The oranges, I thought as I enjoyed the site of the blossoms, would be in soon and I would get a kick out of squeezing them for breakfast or sitting in the gazebo and eating them. There have been times since we’ve moved into this hidden area of Miami Lakes or the Country Club of Miami, depending on who you ask with its mini-palaces and delicate mix of old school Anglo and Hispanic money, with up and coming Black money and a comical mix of bourgeois, hip hop and Janet and P-Diddy-wanna-be teenagers; that I’ve literally eaten four or five oranges back to back sitting in that gazebo.
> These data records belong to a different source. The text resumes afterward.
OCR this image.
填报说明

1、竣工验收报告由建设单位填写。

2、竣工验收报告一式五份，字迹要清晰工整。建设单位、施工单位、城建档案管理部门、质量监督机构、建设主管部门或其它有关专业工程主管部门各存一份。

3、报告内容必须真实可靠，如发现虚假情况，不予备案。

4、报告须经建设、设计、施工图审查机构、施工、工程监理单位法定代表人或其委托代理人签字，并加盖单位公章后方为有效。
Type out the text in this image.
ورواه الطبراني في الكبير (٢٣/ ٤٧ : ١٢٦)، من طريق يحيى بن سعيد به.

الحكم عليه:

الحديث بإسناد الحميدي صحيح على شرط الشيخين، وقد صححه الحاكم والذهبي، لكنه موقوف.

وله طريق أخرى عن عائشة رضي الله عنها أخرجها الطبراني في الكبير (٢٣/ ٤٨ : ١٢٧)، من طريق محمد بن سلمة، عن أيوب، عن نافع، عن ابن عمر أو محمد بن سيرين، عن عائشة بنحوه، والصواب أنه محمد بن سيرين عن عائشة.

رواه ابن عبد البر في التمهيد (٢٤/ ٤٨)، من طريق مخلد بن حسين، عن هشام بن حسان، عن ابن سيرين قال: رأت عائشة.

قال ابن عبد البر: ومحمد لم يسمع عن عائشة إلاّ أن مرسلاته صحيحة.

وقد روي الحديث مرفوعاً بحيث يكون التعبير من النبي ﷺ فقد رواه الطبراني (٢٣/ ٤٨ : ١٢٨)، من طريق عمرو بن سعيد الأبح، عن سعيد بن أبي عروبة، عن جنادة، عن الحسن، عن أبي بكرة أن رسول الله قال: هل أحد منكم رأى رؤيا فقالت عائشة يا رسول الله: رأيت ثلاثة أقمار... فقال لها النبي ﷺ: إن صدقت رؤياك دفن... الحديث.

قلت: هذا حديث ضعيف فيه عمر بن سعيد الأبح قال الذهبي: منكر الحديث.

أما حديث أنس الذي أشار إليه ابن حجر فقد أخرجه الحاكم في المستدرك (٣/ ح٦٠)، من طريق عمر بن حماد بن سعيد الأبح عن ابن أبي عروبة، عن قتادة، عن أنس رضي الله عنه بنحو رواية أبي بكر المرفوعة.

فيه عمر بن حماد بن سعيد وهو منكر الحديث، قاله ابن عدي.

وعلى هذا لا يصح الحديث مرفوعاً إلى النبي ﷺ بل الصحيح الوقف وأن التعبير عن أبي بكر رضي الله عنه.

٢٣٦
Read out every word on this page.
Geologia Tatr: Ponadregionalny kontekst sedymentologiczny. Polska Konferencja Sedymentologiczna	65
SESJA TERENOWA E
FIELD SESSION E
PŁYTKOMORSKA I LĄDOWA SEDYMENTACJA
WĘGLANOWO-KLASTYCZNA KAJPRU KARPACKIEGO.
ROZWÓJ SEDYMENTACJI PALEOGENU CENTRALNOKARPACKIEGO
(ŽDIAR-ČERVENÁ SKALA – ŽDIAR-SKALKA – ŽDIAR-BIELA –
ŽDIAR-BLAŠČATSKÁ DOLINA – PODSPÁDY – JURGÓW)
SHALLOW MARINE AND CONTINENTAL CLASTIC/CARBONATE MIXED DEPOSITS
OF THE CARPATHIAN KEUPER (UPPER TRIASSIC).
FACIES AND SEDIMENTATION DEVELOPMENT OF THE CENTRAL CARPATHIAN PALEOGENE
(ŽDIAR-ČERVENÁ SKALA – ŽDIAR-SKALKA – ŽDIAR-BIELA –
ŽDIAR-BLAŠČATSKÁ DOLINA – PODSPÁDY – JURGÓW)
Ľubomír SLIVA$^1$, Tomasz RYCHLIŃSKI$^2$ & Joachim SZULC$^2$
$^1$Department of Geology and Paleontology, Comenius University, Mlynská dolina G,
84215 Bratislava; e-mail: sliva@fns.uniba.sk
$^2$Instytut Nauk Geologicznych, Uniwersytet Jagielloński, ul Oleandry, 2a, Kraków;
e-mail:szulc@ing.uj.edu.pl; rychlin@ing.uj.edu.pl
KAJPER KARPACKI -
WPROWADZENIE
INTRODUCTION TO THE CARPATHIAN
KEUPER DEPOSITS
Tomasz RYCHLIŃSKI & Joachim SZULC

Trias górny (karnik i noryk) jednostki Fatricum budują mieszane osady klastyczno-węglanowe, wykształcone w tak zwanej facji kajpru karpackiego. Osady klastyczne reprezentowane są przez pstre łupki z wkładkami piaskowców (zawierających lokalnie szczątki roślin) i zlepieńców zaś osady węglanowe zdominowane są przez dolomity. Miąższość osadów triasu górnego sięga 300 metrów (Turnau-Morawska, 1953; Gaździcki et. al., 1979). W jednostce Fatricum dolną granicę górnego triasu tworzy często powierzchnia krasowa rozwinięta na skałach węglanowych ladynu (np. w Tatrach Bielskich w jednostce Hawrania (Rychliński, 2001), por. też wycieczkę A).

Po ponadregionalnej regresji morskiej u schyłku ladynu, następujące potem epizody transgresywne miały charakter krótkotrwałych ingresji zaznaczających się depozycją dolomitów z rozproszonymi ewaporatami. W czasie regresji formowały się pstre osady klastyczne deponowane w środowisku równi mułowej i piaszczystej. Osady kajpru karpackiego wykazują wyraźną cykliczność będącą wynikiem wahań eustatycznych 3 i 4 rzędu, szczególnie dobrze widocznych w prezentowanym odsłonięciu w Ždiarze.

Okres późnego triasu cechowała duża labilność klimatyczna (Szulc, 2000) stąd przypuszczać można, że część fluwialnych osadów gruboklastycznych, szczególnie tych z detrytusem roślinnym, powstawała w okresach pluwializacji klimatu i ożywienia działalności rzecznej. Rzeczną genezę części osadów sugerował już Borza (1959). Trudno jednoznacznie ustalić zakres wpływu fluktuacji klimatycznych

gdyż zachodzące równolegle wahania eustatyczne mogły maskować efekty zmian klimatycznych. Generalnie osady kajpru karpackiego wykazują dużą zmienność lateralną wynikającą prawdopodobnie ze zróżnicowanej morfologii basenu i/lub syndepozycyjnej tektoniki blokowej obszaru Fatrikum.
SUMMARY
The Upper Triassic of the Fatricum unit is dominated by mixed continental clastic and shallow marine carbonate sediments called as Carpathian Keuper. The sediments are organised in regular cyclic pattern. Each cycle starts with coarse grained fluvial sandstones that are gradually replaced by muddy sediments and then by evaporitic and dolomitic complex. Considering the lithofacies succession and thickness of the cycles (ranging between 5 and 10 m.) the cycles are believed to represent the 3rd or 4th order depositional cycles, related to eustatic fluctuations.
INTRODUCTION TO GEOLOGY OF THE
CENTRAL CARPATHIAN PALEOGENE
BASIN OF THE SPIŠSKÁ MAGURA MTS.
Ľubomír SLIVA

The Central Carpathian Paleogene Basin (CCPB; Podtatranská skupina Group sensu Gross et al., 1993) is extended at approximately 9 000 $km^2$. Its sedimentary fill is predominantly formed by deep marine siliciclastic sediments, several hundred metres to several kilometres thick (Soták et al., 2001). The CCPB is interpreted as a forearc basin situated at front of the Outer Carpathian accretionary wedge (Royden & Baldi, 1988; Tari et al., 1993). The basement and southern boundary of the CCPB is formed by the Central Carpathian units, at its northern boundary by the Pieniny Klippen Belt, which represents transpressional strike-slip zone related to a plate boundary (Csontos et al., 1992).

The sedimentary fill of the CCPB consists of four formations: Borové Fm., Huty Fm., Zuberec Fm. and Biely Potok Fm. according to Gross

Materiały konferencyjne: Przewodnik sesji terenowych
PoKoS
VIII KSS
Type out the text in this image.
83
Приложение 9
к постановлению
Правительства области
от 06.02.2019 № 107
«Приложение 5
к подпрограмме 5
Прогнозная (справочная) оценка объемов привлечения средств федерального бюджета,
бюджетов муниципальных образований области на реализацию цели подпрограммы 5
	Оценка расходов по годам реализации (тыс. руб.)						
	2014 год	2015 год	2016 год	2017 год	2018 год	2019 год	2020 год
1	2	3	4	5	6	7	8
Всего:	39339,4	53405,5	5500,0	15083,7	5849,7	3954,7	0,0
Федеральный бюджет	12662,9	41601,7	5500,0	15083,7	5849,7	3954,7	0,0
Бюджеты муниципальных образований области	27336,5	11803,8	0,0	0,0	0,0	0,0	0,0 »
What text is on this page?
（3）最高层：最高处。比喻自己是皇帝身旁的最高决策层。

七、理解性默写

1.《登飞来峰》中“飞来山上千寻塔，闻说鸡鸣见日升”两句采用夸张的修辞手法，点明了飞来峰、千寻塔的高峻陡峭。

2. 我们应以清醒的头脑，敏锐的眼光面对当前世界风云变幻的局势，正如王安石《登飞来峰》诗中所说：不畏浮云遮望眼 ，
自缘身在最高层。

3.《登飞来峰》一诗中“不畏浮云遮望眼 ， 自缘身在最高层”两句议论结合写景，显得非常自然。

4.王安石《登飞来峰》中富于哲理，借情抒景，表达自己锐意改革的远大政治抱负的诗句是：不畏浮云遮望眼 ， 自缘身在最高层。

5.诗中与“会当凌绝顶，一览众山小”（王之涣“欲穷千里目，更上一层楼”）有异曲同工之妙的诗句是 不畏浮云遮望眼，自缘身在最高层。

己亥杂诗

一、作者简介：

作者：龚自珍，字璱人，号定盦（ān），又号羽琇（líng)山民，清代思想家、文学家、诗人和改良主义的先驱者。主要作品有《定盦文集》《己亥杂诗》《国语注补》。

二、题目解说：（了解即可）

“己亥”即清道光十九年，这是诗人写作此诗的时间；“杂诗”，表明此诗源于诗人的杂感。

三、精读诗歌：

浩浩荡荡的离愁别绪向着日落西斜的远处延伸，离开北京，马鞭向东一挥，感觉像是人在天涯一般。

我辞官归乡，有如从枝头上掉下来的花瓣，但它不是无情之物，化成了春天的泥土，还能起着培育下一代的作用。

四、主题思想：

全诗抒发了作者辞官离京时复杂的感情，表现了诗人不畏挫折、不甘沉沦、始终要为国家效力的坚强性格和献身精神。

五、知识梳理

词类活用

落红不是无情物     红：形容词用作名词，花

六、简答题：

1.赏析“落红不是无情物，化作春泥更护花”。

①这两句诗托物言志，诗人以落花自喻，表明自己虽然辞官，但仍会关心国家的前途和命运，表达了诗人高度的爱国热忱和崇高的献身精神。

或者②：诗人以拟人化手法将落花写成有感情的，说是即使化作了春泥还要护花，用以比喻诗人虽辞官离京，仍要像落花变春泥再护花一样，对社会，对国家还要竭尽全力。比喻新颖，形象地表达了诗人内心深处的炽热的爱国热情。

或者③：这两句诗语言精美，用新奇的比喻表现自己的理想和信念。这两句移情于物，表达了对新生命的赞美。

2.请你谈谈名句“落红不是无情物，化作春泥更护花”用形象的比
Then I’d stop just before number six because I could hear my mother yelling from the window, “Crystal gal you gone ruin your dinner and be sick at best, put them things back on the tree and get in here.” Putting them back on the tree would stomp me for a good hour until I was about 10 and finally figured out you couldn’t put them back - it was simply my mom’s way of putting my eating attention on to something else.
My girl Maggie says all the time, “you couldn’t get your average white plastic kind of gazebo - no - yours would have to look exotic like something out of Caribbean or African travel magazines. What is this tooth picks on steroids?” It did look that way, but the gazebo, which was wonderfully crafted with bamboo poles, had to compliment the flow of the trees. Surely, I thought, the essence of blossoms, orange and red and orange fruit would be lost as art playing above a simple white plastic structure. They all had a purpose. That purpose - simply celebrate the fact that you are part of a tremendous painted canvas that God himself constantly re-creates.
Even when it rained, I could enjoy the quiet welcoming vibe of a gazebo. All I had to do was recline in the soft leather chair that sat next to the window. The view to garden and gazebo, in fact the garden and gazebo themselves, were my come to Jesus place. The place where I could sit and often times without saying a word, bear my soul to The Wonder. This is the no pretense place. No matter what else is happening in the seven bedrooms, the living room that I still think is way too big, the kitchen that my husband says belongs in a house with a cook staff, or the four bathrooms - one of which doesn’t really know it’s a bathroom - it’s more like a sink room. This sink room is actually where I’ve begun to hide the stuff I buy that I need to sneak into the house gradually.